I feel like that's incredibly fallacious. First of all Islam is incredibly concerned with the supernatural. There is plenty of discussion about Djinns, about healing, visions and miracles.
Secondly, just because people believe in something doesn't make it true. Compelling maybe, but thousands of falsehoods are compelling. One can make a similar argument for Scientology and eastern forms of mysticism, OP. How many hundreds of thousands all over the world believe in their versions of God-men because they perform 'miracles'.
Furthermore, while the Bible is fairly authoritative when it comes to historical accuracy I'd be very cautious before believing any supernatural claim I read in it. AS YOU SHOULD FOR ANY HISTORICAL BOOK.
>One could also argue since religion is primarily a cultural institution, one could judge them off the effects of their cultures. Christianity and the culture that emerged from it produced the enlightenment, science, prosperity, etc. Islam gave us no such thing.
Islam was a shining source of enilghtenment until the ravages of the Mongols and the repeated warfare finally caught up with them. There is a significant recency bias here. If you were born in 1100 A.D., this would have been a compelling argument for Islam.
>The Judeo-Christian West is the greatest force for prosperity ever to exist, heavily flawed as it is. Thus Christianity seems the pragmatic choice, given the alternatives.

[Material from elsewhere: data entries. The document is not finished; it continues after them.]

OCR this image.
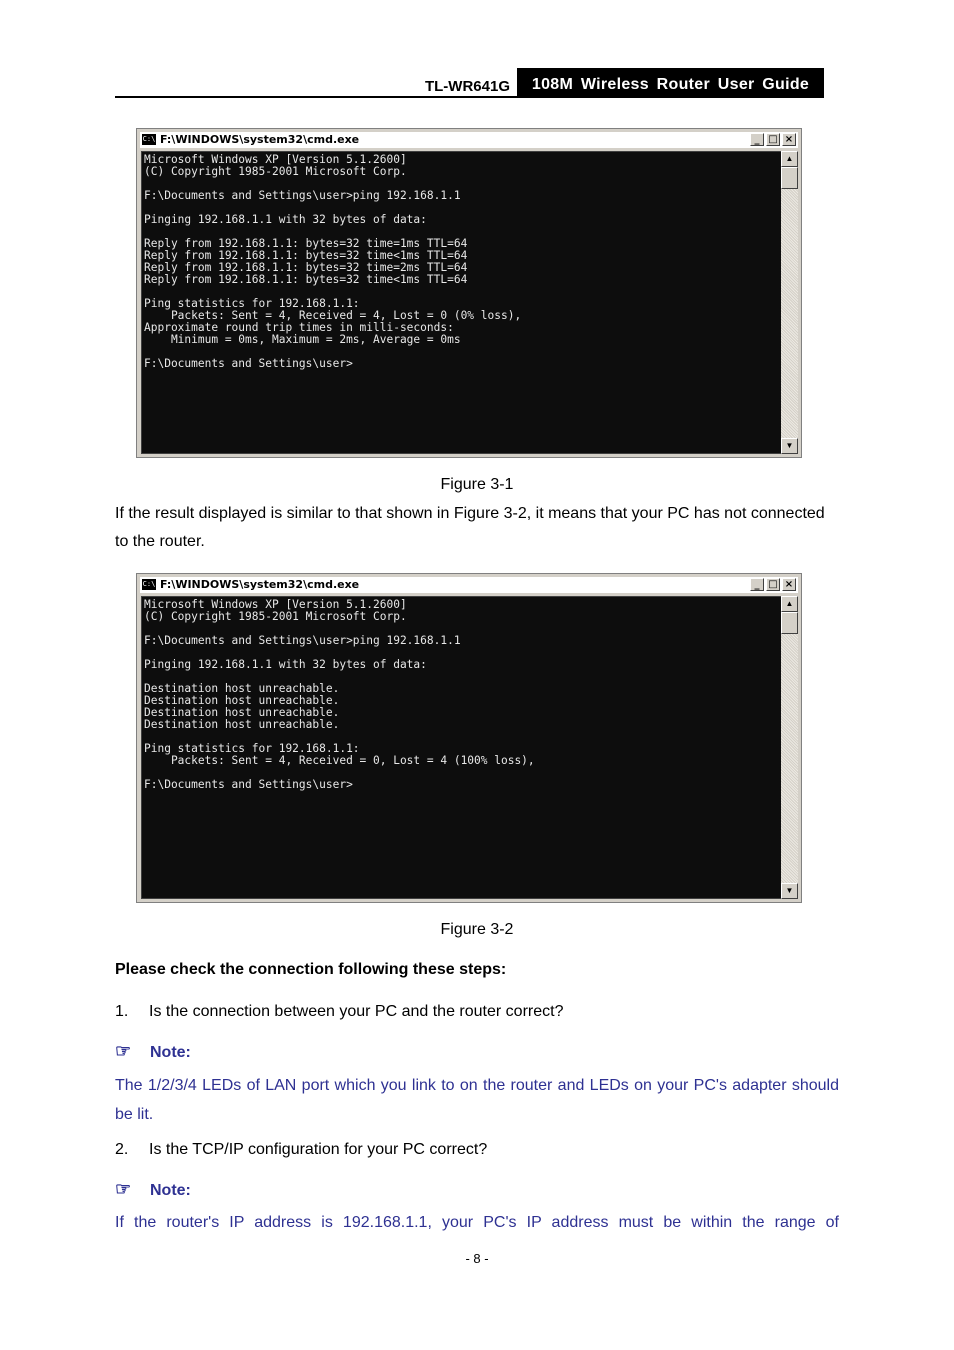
TL-WR641G	108M Wireless Router User Guide
C:\ F:\WINDOWS\system32\cmd.exe	_ □ ×
Microsoft Windows XP [Version 5.1.2600]
(C) Copyright 1985-2001 Microsoft Corp.

F:\Documents and Settings\user>ping 192.168.1.1

Pinging 192.168.1.1 with 32 bytes of data:

Reply from 192.168.1.1: bytes=32 time=1ms TTL=64
Reply from 192.168.1.1: bytes=32 time<1ms TTL=64
Reply from 192.168.1.1: bytes=32 time=2ms TTL=64
Reply from 192.168.1.1: bytes=32 time<1ms TTL=64

Ping statistics for 192.168.1.1:
Packets: Sent = 4, Received = 4, Lost = 0 (0% loss),
Approximate round trip times in milli-seconds:
Minimum = 0ms, Maximum = 2ms, Average = 0ms

F:\Documents and Settings\user>
▲
▼
Figure 3-1
If the result displayed is similar to that shown in Figure 3-2, it means that your PC has not connected to the router.
C:\ F:\WINDOWS\system32\cmd.exe	_ □ ×
Microsoft Windows XP [Version 5.1.2600]
(C) Copyright 1985-2001 Microsoft Corp.

F:\Documents and Settings\user>ping 192.168.1.1

Pinging 192.168.1.1 with 32 bytes of data:

Destination host unreachable.
Destination host unreachable.
Destination host unreachable.
Destination host unreachable.

Ping statistics for 192.168.1.1:
Packets: Sent = 4, Received = 0, Lost = 4 (100% loss),

F:\Documents and Settings\user>
▲
▼
Figure 3-2
Please check the connection following these steps:
1. Is the connection between your PC and the router correct?
☞ Note:
The 1/2/3/4 LEDs of LAN port which you link to on the router and LEDs on your PC's adapter should be lit.
2. Is the TCP/IP configuration for your PC correct?
☞ Note:
If the router's IP address is 192.168.1.1, your PC's IP address must be within the range of
- 8 -
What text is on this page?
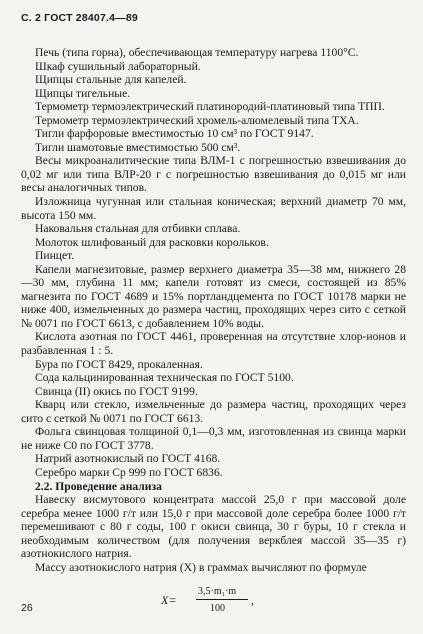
С. 2 ГОСТ 28407.4—89

Печь (типа горна), обеспечивающая температуру нагрева 1100°С.

Шкаф сушильный лабораторный.

Щипцы стальные для капелей.

Щипцы тигельные.

Термометр термоэлектрический платинородий-платиновый типа ТПП.

Термометр термоэлектрический хромель-алюмелевый типа ТХА.

Тигли фарфоровые вместимостью 10 см³ по ГОСТ 9147.

Тигли шамотовые вместимостью 500 см³.

Весы микроаналитические типа ВЛМ-1 с погрешностью взвешивания до 0,02 мг или типа ВЛР-20 г с погрешностью взвешивания до 0,015 мг или весы аналогичных типов.

Изложница чугунная или стальная коническая; верхний диаметр 70 мм, высота 150 мм.

Наковальня стальная для отбивки сплава.

Молоток шлифованый для расковки корольков.

Пинцет.

Капели магнезитовые, размер верхнего диаметра 35—38 мм, нижнего 28—30 мм, глубина 11 мм; капели готовят из смеси, состоящей из 85% магнезита по ГОСТ 4689 и 15% портландцемента по ГОСТ 10178 марки не ниже 400, измельченных до размера частиц, проходящих через сито с сеткой № 0071 по ГОСТ 6613, с добавлением 10% воды.

Кислота азотная по ГОСТ 4461, проверенная на отсутствие хлор-ионов и разбавленная 1 : 5.

Бура по ГОСТ 8429, прокаленная.

Сода кальцинированная техническая по ГОСТ 5100.

Свинца (II) окись по ГОСТ 9199.

Кварц или стекло, измельченные до размера частиц, проходящих через сито с сеткой № 0071 по ГОСТ 6613.

Фольга свинцовая толщиной 0,1—0,3 мм, изготовленная из свинца марки не ниже С0 по ГОСТ 3778.

Натрий азотнокислый по ГОСТ 4168.

Серебро марки Ср 999 по ГОСТ 6836.

2.2. Проведение анализа

Навеску висмутового концентрата массой 25,0 г при массовой доле серебра менее 1000 г/т или 15,0 г при массовой доле серебра более 1000 г/т перемешивают с 80 г соды, 100 г окиси свинца, 30 г буры, 10 г стекла и необходимым количеством (для получения веркблея массой 35—35 г) азотнокислого натрия.

Массу азотнокислого натрия (X) в граммах вычисляют по формуле

X=
3,5·m₁·m
100
,
26
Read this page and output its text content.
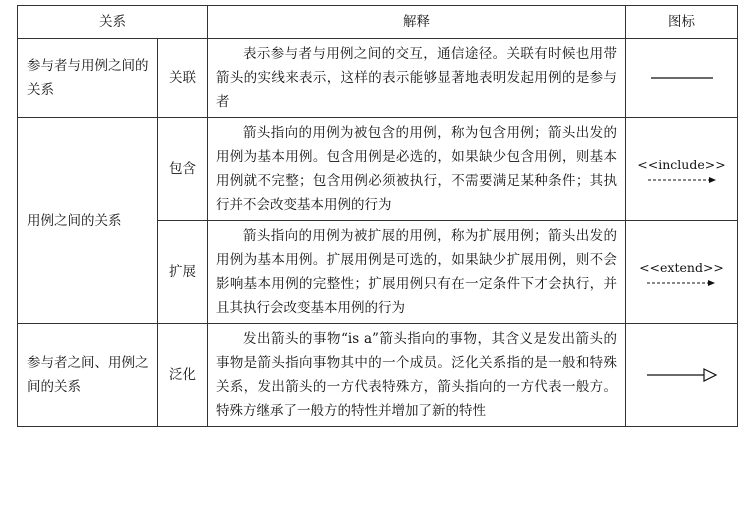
关系		解释	图标
参与者与用例之间的关系	关联	表示参与者与用例之间的交互，通信途径。关联有时候也用带箭头的实线来表示，这样的表示能够显著地表明发起用例的是参与者	

用例之间的关系	包含	箭头指向的用例为被包含的用例，称为包含用例；箭头出发的用例为基本用例。包含用例是必选的，如果缺少包含用例，则基本用例就不完整；包含用例必须被执行，不需要满足某种条件；其执行并不会改变基本用例的行为	<<include>>

	扩展	箭头指向的用例为被扩展的用例，称为扩展用例；箭头出发的用例为基本用例。扩展用例是可选的，如果缺少扩展用例，则不会影响基本用例的完整性；扩展用例只有在一定条件下才会执行，并且其执行会改变基本用例的行为	<<extend>>

参与者之间、用例之间的关系	泛化	发出箭头的事物“is a”箭头指向的事物，其含义是发出箭头的事物是箭头指向事物其中的一个成员。泛化关系指的是一般和特殊关系，发出箭头的一方代表特殊方，箭头指向的一方代表一般方。特殊方继承了一般方的特性并增加了新的特性	
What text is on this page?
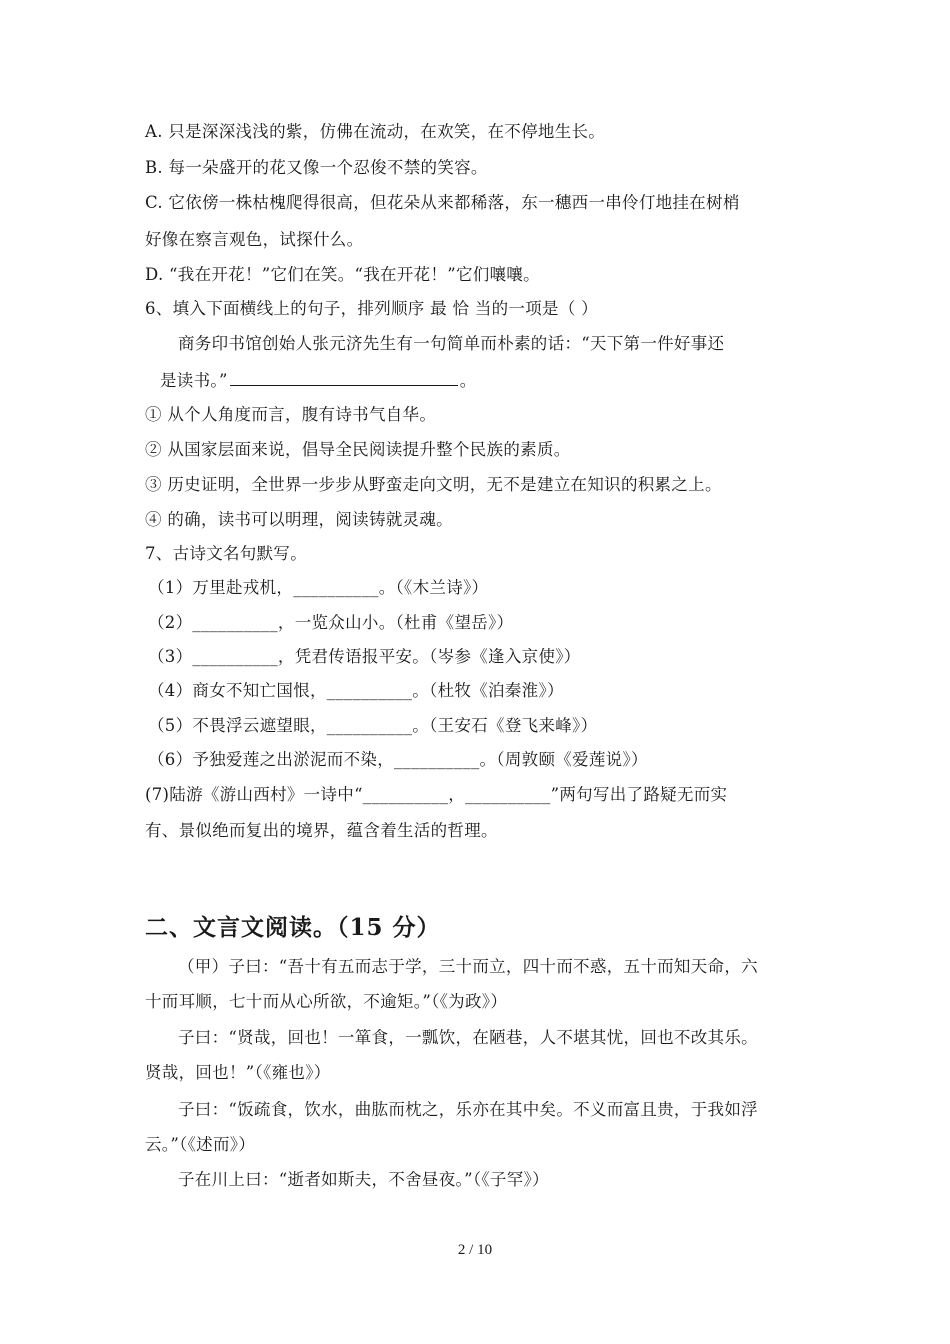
A. 只是深深浅浅的紫，仿佛在流动，在欢笑，在不停地生长。
B. 每一朵盛开的花又像一个忍俊不禁的笑容。
C. 它依傍一株枯槐爬得很高，但花朵从来都稀落，东一穗西一串伶仃地挂在树梢
好像在察言观色，试探什么。
D. “我在开花！”它们在笑。“我在开花！”它们嚷嚷。
6、填入下面横线上的句子，排列顺序 最 恰 当的一项是（ ）
商务印书馆创始人张元济先生有一句简单而朴素的话：“天下第一件好事还
是读书。”	。
① 从个人角度而言，腹有诗书气自华。
② 从国家层面来说，倡导全民阅读提升整个民族的素质。
③ 历史证明，全世界一步步从野蛮走向文明，无不是建立在知识的积累之上。
④ 的确，读书可以明理，阅读铸就灵魂。
7、古诗文名句默写。
（1）万里赴戎机，__________。（《木兰诗》）
（2）__________，一览众山小。（杜甫《望岳》）
（3）__________，凭君传语报平安。（岑参《逢入京使》）
（4）商女不知亡国恨，__________。（杜牧《泊秦淮》）
（5）不畏浮云遮望眼，__________。（王安石《登飞来峰》）
（6）予独爱莲之出淤泥而不染，__________。（周敦颐《爱莲说》）
(7)陆游《游山西村》一诗中“__________，__________”两句写出了路疑无而实
有、景似绝而复出的境界，蕴含着生活的哲理。
二、文言文阅读。（15 分）
（甲）子曰：“吾十有五而志于学，三十而立，四十而不惑，五十而知天命，六
十而耳顺，七十而从心所欲，不逾矩。”（《为政》）
子曰：“贤哉，回也！一箪食，一瓢饮，在陋巷，人不堪其忧，回也不改其乐。
贤哉，回也！”（《雍也》）
子曰：“饭疏食，饮水，曲肱而枕之，乐亦在其中矣。不义而富且贵，于我如浮
云。”（《述而》）
子在川上曰：“逝者如斯夫，不舍昼夜。”（《子罕》）
2 / 10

My point again is that the Judeo-Christian worldview did not exist in a vaccuum. I'd argue again, that it's Greco-Roman philosophies that influenced the west. Christianity was merely the clothes draped upon these philosophies.
>There's also an aesthetic notion to it. You can't pick between frameworks without a meta framework, but since these things are so fundamental there's no good logical arguments for them. How does one pick between absurdism and hedonism? Taoism or Buddhism? Each answer to existential thought is a self contained framework, to pick between them you need something else to evaluate them. Beauty is the only thing that really fits the bill.
So your answer then cannot be to abandon the debate, but to continue to delve these depths. These arguments do not end within a religion/Christianity. Of course, some may prefer to not think too much about these matters, but there is yet plenty of discussion within the framework of Christianity.